So being the planner-pants that I am, I am trying to build a network so when I am a stay-at-home mama I will know other stay-at-home mamas and adoptive mothers in the 'hood! I posted on our online #community page asking if there were any adoption support groups and though there aren't, people showed interest, so we are going to start one! I met with one of the mothers today who adopted twice. I have met other #women through groups in the hood (two of them are actually great friends of mine now), and the first meeting always feels like online dating. You stand at the door of the meeting location slyly looking around trying to match the profile picture to an actual person. Luckily today, she recognized me and came over. I love meeting new people so I am not shy, but there is still that awkward scanning the room looking like, "Where's Waldo??" minus the peppermint stripes. At least there is no awkward 'reach' into the wallet at the end of your 'date'.
I do suggest meeting fellow #adoptiveparents BEFORE you adopt, while you are in the actual process of losing your mind. I advise this for a few reasons. A few meaning 5 because I am too verbose for 3.
1.) Having people close by that you can talk to during the process is super important! Bottom line, adopting is not #pregnancy, and our preggo friends don't understand our stresses/emotional turmoil just like we don't understand their vomitous mornings and elephantiasis of the feet. Not saying to ditch your other #friends, I talk to my BFF every day after work and though our lives are very different, we talk about anything from deep chats to singing made up songs at the top of our lunges to me getting hugs from her kids through facetime. She has been my best #support after the husband of course! We are not in the waiting process yet, but I am glad to start setting up a support where when I reach the day of, "OMG WHEN IS OUR #CHILD COMING!!!!" after 5 months, I will have people reassure me that it will all be ok, because they did it and it was ok :) There is just something to be said for knowing people who have been through the same thing. It is like your friend having a huge pimple on her forehead at the same time as you. You are in it together!
2.) Having a #supportgroup set up before it all happens (because it CAN happen quickly, it all depends), is also good for when you get back from picking up your lil bean, and you are too wiped to think about getting dressed let alone joining a group or trying to set up mommy and me groups. You will come home and have people who know what you are going through. Besides #motherhood, there is the addition of #bonding with your child. This can be harder for adoptive parents, and if you are having trouble with it, you can ask your fellow AMs how they dealt with it. I mean, I will have no boob to coerce them with! Not the AMs, the #baby!

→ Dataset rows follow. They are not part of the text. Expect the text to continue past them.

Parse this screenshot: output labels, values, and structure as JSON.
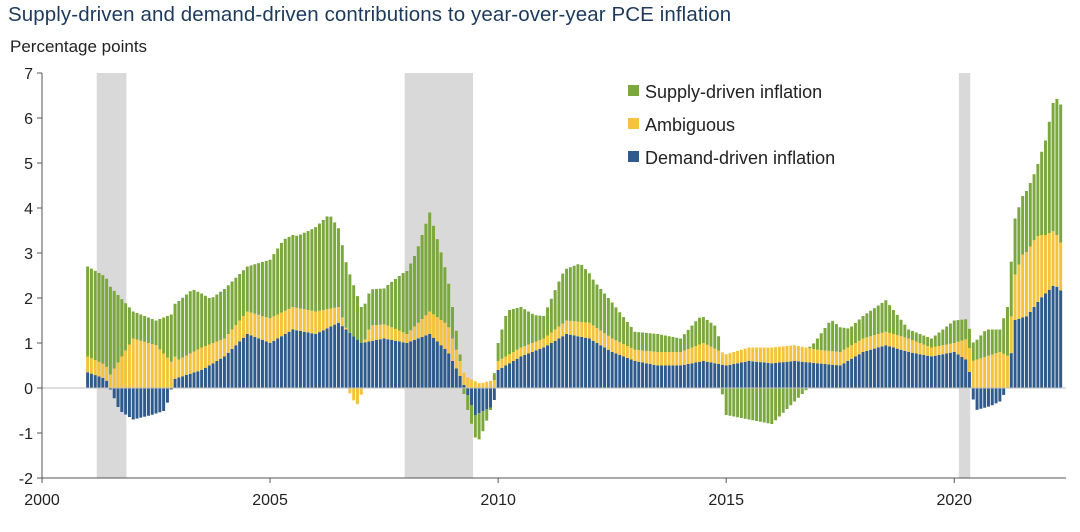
{
  "chart_data": {
    "type": "bar",
    "stacked": true,
    "title": "Supply-driven and demand-driven contributions to year-over-year PCE inflation",
    "ylabel": "Percentage points",
    "xlabel": "",
    "xlim": [
      2000,
      2022.45
    ],
    "ylim": [
      -2,
      7
    ],
    "yticks": [
      -2,
      -1,
      0,
      1,
      2,
      3,
      4,
      5,
      6,
      7
    ],
    "xticks": [
      2000,
      2005,
      2010,
      2015,
      2020
    ],
    "legend_position": "top-right",
    "colors": {
      "supply": "#7ba83c",
      "ambiguous": "#f5c33b",
      "demand": "#2e5b8c",
      "recession": "#d9d9d9"
    },
    "recessions": [
      [
        2001.2,
        2001.85
      ],
      [
        2007.95,
        2009.45
      ],
      [
        2020.1,
        2020.35
      ]
    ],
    "series_order": [
      "demand",
      "ambiguous",
      "supply"
    ],
    "series": [
      {
        "key": "supply",
        "name": "Supply-driven inflation",
        "points": [
          [
            2001.0,
            2.0
          ],
          [
            2001.5,
            1.95
          ],
          [
            2002.0,
            0.6
          ],
          [
            2002.5,
            0.55
          ],
          [
            2003.0,
            1.3
          ],
          [
            2003.3,
            1.4
          ],
          [
            2003.7,
            1.0
          ],
          [
            2004.0,
            1.1
          ],
          [
            2004.5,
            1.0
          ],
          [
            2005.0,
            1.3
          ],
          [
            2005.3,
            1.6
          ],
          [
            2005.6,
            1.6
          ],
          [
            2005.9,
            1.8
          ],
          [
            2006.3,
            2.1
          ],
          [
            2006.7,
            1.4
          ],
          [
            2007.0,
            0.8
          ],
          [
            2007.5,
            0.8
          ],
          [
            2007.9,
            1.3
          ],
          [
            2008.2,
            1.6
          ],
          [
            2008.5,
            2.2
          ],
          [
            2008.75,
            1.5
          ],
          [
            2009.0,
            0.7
          ],
          [
            2009.3,
            -0.3
          ],
          [
            2009.6,
            -0.6
          ],
          [
            2009.9,
            0.1
          ],
          [
            2010.0,
            0.4
          ],
          [
            2010.2,
            1.0
          ],
          [
            2010.5,
            0.9
          ],
          [
            2010.8,
            0.6
          ],
          [
            2011.0,
            0.5
          ],
          [
            2011.4,
            1.1
          ],
          [
            2011.8,
            1.3
          ],
          [
            2012.1,
            1.0
          ],
          [
            2012.5,
            0.8
          ],
          [
            2013.0,
            0.4
          ],
          [
            2013.5,
            0.4
          ],
          [
            2014.0,
            0.3
          ],
          [
            2014.4,
            0.6
          ],
          [
            2014.8,
            0.5
          ],
          [
            2015.0,
            -0.6
          ],
          [
            2015.5,
            -0.7
          ],
          [
            2016.0,
            -0.8
          ],
          [
            2016.5,
            -0.3
          ],
          [
            2016.9,
            0.1
          ],
          [
            2017.3,
            0.7
          ],
          [
            2017.7,
            0.4
          ],
          [
            2018.0,
            0.5
          ],
          [
            2018.5,
            0.7
          ],
          [
            2019.0,
            0.2
          ],
          [
            2019.5,
            0.2
          ],
          [
            2020.0,
            0.5
          ],
          [
            2020.45,
            0.4
          ],
          [
            2020.7,
            0.6
          ],
          [
            2021.0,
            0.5
          ],
          [
            2021.2,
            1.2
          ],
          [
            2021.5,
            1.3
          ],
          [
            2021.8,
            1.5
          ],
          [
            2022.0,
            2.1
          ],
          [
            2022.2,
            3.0
          ],
          [
            2022.4,
            3.1
          ]
        ]
      },
      {
        "key": "ambiguous",
        "name": "Ambiguous",
        "points": [
          [
            2001.0,
            0.35
          ],
          [
            2001.5,
            0.3
          ],
          [
            2002.0,
            1.1
          ],
          [
            2002.5,
            0.95
          ],
          [
            2003.0,
            0.4
          ],
          [
            2003.5,
            0.5
          ],
          [
            2004.0,
            0.4
          ],
          [
            2004.5,
            0.5
          ],
          [
            2005.0,
            0.55
          ],
          [
            2005.5,
            0.5
          ],
          [
            2006.0,
            0.5
          ],
          [
            2006.5,
            0.35
          ],
          [
            2006.9,
            -0.4
          ],
          [
            2007.2,
            0.35
          ],
          [
            2007.6,
            0.3
          ],
          [
            2008.0,
            0.2
          ],
          [
            2008.5,
            0.5
          ],
          [
            2008.9,
            0.6
          ],
          [
            2009.2,
            0.3
          ],
          [
            2009.6,
            0.1
          ],
          [
            2010.0,
            0.2
          ],
          [
            2010.5,
            0.2
          ],
          [
            2011.0,
            0.2
          ],
          [
            2011.5,
            0.3
          ],
          [
            2012.0,
            0.35
          ],
          [
            2012.5,
            0.3
          ],
          [
            2013.0,
            0.25
          ],
          [
            2013.5,
            0.3
          ],
          [
            2014.0,
            0.3
          ],
          [
            2014.5,
            0.4
          ],
          [
            2015.0,
            0.25
          ],
          [
            2015.5,
            0.3
          ],
          [
            2016.0,
            0.35
          ],
          [
            2016.5,
            0.35
          ],
          [
            2017.0,
            0.3
          ],
          [
            2017.5,
            0.3
          ],
          [
            2018.0,
            0.3
          ],
          [
            2018.5,
            0.3
          ],
          [
            2019.0,
            0.3
          ],
          [
            2019.5,
            0.2
          ],
          [
            2020.0,
            0.2
          ],
          [
            2020.4,
            0.6
          ],
          [
            2020.7,
            0.7
          ],
          [
            2021.0,
            0.8
          ],
          [
            2021.2,
            0.7
          ],
          [
            2021.5,
            1.4
          ],
          [
            2021.8,
            1.5
          ],
          [
            2022.0,
            1.3
          ],
          [
            2022.2,
            1.2
          ],
          [
            2022.4,
            1.0
          ]
        ]
      },
      {
        "key": "demand",
        "name": "Demand-driven inflation",
        "points": [
          [
            2001.0,
            0.35
          ],
          [
            2001.4,
            0.2
          ],
          [
            2001.7,
            -0.5
          ],
          [
            2002.0,
            -0.7
          ],
          [
            2002.4,
            -0.6
          ],
          [
            2002.7,
            -0.5
          ],
          [
            2002.9,
            0.2
          ],
          [
            2003.5,
            0.4
          ],
          [
            2004.0,
            0.7
          ],
          [
            2004.5,
            1.2
          ],
          [
            2005.0,
            1.0
          ],
          [
            2005.5,
            1.3
          ],
          [
            2006.0,
            1.2
          ],
          [
            2006.5,
            1.45
          ],
          [
            2007.0,
            1.0
          ],
          [
            2007.5,
            1.1
          ],
          [
            2008.0,
            1.0
          ],
          [
            2008.5,
            1.2
          ],
          [
            2008.9,
            0.8
          ],
          [
            2009.2,
            0.2
          ],
          [
            2009.5,
            -0.6
          ],
          [
            2009.9,
            -0.4
          ],
          [
            2010.0,
            0.4
          ],
          [
            2010.5,
            0.7
          ],
          [
            2011.0,
            0.9
          ],
          [
            2011.5,
            1.2
          ],
          [
            2012.0,
            1.1
          ],
          [
            2012.5,
            0.8
          ],
          [
            2013.0,
            0.6
          ],
          [
            2013.5,
            0.5
          ],
          [
            2014.0,
            0.5
          ],
          [
            2014.5,
            0.6
          ],
          [
            2015.0,
            0.5
          ],
          [
            2015.5,
            0.6
          ],
          [
            2016.0,
            0.55
          ],
          [
            2016.5,
            0.6
          ],
          [
            2017.0,
            0.55
          ],
          [
            2017.5,
            0.5
          ],
          [
            2018.0,
            0.8
          ],
          [
            2018.5,
            0.95
          ],
          [
            2019.0,
            0.8
          ],
          [
            2019.5,
            0.7
          ],
          [
            2020.0,
            0.8
          ],
          [
            2020.3,
            0.6
          ],
          [
            2020.45,
            -0.5
          ],
          [
            2020.8,
            -0.4
          ],
          [
            2021.0,
            -0.3
          ],
          [
            2021.2,
            0.05
          ],
          [
            2021.3,
            1.5
          ],
          [
            2021.6,
            1.6
          ],
          [
            2021.9,
            2.0
          ],
          [
            2022.2,
            2.3
          ],
          [
            2022.4,
            2.1
          ]
        ]
      }
    ],
    "legend": [
      {
        "key": "supply",
        "label": "Supply-driven inflation"
      },
      {
        "key": "ambiguous",
        "label": "Ambiguous"
      },
      {
        "key": "demand",
        "label": "Demand-driven inflation"
      }
    ]
  }
}
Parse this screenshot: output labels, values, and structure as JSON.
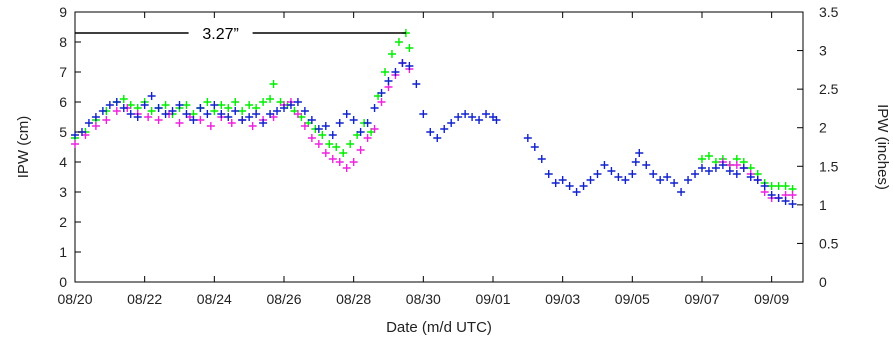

3.) Already having friends in the #adoptioncommunity also sets up friends for your child as they get older! What a nice perk, two lil buds that both came from a heart bump! #Adoptedchildren may have unique issues or questions and having older adoptive friends who have gone through it or peers the same age to grow up together and not feel like the only adopted child, is a wonderful thing! Not saying all adoptive children have these feelings, but from my research and experience speaking with others, it can be common for questions and yearning for closure depending on the situation.
4.) If you can get into a fancy lil adoption group during your home study it is even better because you will have a network of people to tell you what #adoptionagencies they used, suggest snazzy but cheap lawyers, recommendations on enough books to make your eyes bleed, etc. I definitely wished I had met more people in the beginning so I wouldn't have had to spent 500,000 hours on the phone with every agency in the US! You get the real deal/no bs truths about which agencies aren't going to surprise you with additional costs (ramen noodles for life), advice on how open you should be (let's not spend every weekend with birth mama), and how to spot scam artists (Oh look at that, she took our 20k then changed her mind about placing the child), etc. That last one is part of why we went with an agency, which will be another post. There is a whooooole world of crazy that can be avoided if you know good people that have been through it all!
5.) Who the hell doesn't want new friends! And the adoptive community is a beautiful one. Every single person I have met that is adopting or has, seems to have a uniquely beautiful heart and always eager to share and help. And they just love their little heart bumps and all of them say how much the insane process is worth it!